As he continued, Hermione's frown etched deeper into her forehead and mouth. Everything he said was true and just offered further evidence that his being alive was absolutely beyond possibility. The only reason Harry lived as an infant was because of the sacrifice his mother had made, but she still did not understand how Harry had lived today. It was not still the mother's sacrifice; Voldemort had seen to it that the power no longer protected Harry when he took the boy's blood.
"Blood."
"Yes, loads of it," Sirius agreed. "It's a wonder you're still standing when you've lost that much."
"No," Hermione said, launching to her feet, immediately feeling the effects of all her blood-loss. "No, not mine. Yours."
"I'm not bleeding."
"Not now, no, but you did. You gave blood for the diamond on my engagement ring. What did the Goblins do to make that stone?"
The man shrugged. "Damned if I know. The Goblins would never reveal their secrets to a wizard."
Hermione pressed on through the dizziness that was trying to claim her. "They had to do something for it to forge a magical link that you felt clear across the country."
"You think that link can stretch into the afterlife?"
"Why not? Blood magic is strong, some of the strongest magic known to exist," she insisted, swaying on her feet but batting away his offer of help. "I'm right. We'll ask Dumbledore."
"I think he's a bit busy at the moment," Sirius muttered, finally taking notice of the battle still being waged by the two great wizards. It was easy to see they had been at it for some time. There was little left of the concourse where they fought; the glass ceiling was shattered, Victorian metal melted and scorched, brick pillars crumbling. There was little of the structure left, but still the two men fought.
"Give up, Dumbledore. You will not kill me," Voldemort laughed, sending a particularly vile spell that thankfully managed to hit no one.
"I have no intention of killing you, Tom," Dumbledore said. "I only wish for you to finally understand."
"Understand what?" the Dark Lord demanded.
"That there is magic greater than either of ours in this world."
"Let me guess," he said, raising his hands in a mocking prayer, "Love."
"Indeed," Dumbledore agreed and took advantage of Voldemort's momentary distraction.

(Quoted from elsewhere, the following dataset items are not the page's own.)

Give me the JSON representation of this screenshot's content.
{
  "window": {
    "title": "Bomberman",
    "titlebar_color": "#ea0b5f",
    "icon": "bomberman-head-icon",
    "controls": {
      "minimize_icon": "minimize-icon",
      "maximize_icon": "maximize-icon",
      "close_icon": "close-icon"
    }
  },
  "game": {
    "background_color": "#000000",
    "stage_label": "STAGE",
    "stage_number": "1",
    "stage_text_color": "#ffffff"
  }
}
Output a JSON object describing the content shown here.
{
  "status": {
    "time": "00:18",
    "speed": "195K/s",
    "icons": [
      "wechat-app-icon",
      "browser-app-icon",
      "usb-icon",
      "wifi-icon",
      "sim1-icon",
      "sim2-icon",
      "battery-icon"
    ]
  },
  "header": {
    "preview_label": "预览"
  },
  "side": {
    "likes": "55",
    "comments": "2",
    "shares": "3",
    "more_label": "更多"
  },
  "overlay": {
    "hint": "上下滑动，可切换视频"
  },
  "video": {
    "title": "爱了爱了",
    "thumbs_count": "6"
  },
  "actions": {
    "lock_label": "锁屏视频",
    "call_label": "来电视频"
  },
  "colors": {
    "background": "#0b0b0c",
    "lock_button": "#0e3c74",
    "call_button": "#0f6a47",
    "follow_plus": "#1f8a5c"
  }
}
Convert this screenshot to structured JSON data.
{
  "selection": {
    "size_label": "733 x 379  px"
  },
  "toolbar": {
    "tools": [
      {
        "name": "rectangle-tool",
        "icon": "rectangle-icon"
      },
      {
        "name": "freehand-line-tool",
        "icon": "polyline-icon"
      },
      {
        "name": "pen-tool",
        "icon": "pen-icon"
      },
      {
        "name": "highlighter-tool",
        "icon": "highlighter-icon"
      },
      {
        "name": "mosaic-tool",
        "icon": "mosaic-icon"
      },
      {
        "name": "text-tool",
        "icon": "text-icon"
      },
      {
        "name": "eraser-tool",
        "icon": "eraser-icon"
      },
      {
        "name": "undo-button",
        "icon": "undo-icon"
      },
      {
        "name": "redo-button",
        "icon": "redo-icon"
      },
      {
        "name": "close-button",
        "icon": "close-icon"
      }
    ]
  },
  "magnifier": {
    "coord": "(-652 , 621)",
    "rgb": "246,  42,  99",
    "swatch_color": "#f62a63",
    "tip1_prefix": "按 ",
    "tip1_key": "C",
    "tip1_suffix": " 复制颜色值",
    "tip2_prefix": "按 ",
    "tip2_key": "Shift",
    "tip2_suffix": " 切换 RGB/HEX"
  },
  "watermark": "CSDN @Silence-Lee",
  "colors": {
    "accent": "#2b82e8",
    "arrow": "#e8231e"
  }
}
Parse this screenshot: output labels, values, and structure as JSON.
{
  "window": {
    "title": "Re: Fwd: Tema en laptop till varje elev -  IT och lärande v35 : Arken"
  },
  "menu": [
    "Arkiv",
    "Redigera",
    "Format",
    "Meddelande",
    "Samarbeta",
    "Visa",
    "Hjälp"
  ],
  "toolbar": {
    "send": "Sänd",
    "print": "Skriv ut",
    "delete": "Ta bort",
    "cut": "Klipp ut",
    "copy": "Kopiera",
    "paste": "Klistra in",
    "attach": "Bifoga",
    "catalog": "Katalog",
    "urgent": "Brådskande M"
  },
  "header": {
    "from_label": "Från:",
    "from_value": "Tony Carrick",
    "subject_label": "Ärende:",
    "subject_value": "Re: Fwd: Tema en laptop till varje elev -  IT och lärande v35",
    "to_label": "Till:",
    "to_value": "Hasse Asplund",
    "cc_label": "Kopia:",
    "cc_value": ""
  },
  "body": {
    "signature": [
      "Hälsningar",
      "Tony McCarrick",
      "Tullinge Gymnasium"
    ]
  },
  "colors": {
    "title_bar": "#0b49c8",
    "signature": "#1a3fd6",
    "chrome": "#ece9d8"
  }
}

With a long swish and sharp jab of his wand, he sent a spell that engulfed the dark wizard in a whirlwind of magic that made him scream and spasm. "Love can hurt if you are incapable of understanding it."
Hermione flinched at the wail of agony escaping the man so many feared. Had love really done that to him? She had always thought it a source of strength, not a weapon. It seemed hard to believe that the feeling that warmed her heart at the thought of her family and friends, spurred her on in times of desperation and danger, gave her hope when she was in need might be used in such a way. To a man so lost to humanity as Voldemort, however, perhaps that warmth burned like a poison. Or perhaps there was more to love than she would ever understand.
A/N: As if I would really kill Sirius... doesn't mean his torment is over, though. Need I remind you that mind is a villainous authorship and that, prior to my MCU Ice Bear series over on AO3, I was content only to write the drama of forming relationships and not established ones? Rainbows and kittens, not my thing. Angst. Angst is where it's at. You have been forewarned (as if the previous 37 chapters weren't warning enough).